Image from Bryan Alexander: Retrieved from http://www.flickr.com/photos/bryanalexander/6737919649/, and used according to a Creative Commons Attribution License.
I attended THATCamp Libraries on Saturday. Instead of answering my professional questions this event steered me toward more productive questions.
First I attended a workshop entitled Building Collections to Support Digital Scholarship. Ian Graham showcased some interesting digital projects at Wellesley College. The Browning Letters project came about partly because Wellesley College and Baylor University each has a Browning collection that complements the other’s. Another set of letters was digitized for course reserves because it complemented the course content so well. As a Board member for USM’s Franco-American Collection I now ask where our holdings could complement course content or another collection’s holdings. Conversely how can class projects add value to the collection?
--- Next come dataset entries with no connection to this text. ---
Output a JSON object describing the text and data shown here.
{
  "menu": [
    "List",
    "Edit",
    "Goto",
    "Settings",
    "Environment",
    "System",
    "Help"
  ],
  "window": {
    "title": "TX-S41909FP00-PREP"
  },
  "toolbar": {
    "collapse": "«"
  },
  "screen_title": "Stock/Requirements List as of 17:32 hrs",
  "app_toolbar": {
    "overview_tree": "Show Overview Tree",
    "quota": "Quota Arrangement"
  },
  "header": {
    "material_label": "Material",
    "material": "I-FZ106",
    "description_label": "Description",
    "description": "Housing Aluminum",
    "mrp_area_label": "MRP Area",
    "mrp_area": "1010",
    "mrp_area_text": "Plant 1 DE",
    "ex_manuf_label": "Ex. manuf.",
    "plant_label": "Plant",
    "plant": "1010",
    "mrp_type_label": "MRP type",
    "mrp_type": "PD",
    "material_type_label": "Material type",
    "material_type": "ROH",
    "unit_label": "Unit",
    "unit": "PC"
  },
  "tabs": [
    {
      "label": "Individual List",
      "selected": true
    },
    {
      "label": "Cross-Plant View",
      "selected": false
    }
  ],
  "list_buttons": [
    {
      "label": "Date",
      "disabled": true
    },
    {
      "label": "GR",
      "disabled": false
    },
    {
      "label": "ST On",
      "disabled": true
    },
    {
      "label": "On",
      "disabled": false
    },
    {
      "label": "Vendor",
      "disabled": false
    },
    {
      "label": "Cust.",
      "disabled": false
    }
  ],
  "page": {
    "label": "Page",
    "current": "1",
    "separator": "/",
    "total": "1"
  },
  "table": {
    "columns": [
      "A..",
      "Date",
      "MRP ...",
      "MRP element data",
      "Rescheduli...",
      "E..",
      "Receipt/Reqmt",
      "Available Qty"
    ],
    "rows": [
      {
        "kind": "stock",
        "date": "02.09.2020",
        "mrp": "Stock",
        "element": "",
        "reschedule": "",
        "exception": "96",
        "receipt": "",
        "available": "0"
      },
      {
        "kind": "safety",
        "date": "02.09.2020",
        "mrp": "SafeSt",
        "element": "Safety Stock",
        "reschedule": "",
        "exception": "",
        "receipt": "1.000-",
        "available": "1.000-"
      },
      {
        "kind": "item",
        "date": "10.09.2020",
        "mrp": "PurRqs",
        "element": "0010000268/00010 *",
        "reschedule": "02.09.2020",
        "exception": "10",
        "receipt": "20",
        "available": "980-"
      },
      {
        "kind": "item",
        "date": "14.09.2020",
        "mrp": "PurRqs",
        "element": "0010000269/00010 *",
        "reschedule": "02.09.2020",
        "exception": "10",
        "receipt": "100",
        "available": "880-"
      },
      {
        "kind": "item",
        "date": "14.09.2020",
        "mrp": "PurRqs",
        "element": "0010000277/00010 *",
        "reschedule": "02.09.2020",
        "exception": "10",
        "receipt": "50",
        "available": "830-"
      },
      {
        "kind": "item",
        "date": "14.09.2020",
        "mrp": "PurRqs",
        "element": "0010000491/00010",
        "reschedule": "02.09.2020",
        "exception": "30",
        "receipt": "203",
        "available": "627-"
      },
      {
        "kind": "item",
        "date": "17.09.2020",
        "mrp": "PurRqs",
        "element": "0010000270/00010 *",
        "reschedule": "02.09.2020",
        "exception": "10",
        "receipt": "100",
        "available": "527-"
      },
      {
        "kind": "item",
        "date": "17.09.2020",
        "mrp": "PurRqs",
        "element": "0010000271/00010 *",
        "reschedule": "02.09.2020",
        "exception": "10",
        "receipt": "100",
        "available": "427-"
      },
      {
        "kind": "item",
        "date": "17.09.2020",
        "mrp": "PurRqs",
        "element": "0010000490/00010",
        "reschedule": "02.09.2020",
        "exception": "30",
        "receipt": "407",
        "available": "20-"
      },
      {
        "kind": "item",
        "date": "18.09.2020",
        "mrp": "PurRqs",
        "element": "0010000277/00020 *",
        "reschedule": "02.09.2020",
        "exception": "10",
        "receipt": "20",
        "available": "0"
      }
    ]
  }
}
Before lunch several participants shared interesting digital projects from their own institutions. I hate to single out any of these lightning talks, but I’ll mention Catherine Fahey’s list of literature apps and Dartmouth’s leisure reading guide.
At lunch I sat in on a discussion of gaming in academic libraries. We participants imagined games for instruction, games in the collection, and spaces for students to create games.
I led my afternoon session, Beyond the Container: teaching Genre Awareness for Digital Information. This free-form discussion was framed by the following questions:
- How can we best foster genre awareness?
- Why does genre matter?
- How do we deal with blurred, hybrid, or emerging genres?
Though we participants came to no conclusions, we raised important questions of how to best partner with subject faculty on these matters. We also asked how we can balance teaching why we cite with teaching how to cite. We asked ourselves about alternatives to the one-shot instruction session as well. I can hardly do justice to the participants’ comments: I hope my colleagues got as much out of the discussion as I did.
Finally, THATCamp was my first experience of an unconference, which is more participant-driven than is a standard conference. The format can pose logistical challenges, but organizers and participants deftly handled scheduling issues. I enjoyed the format. If you have attended an unconference, what were your experiences?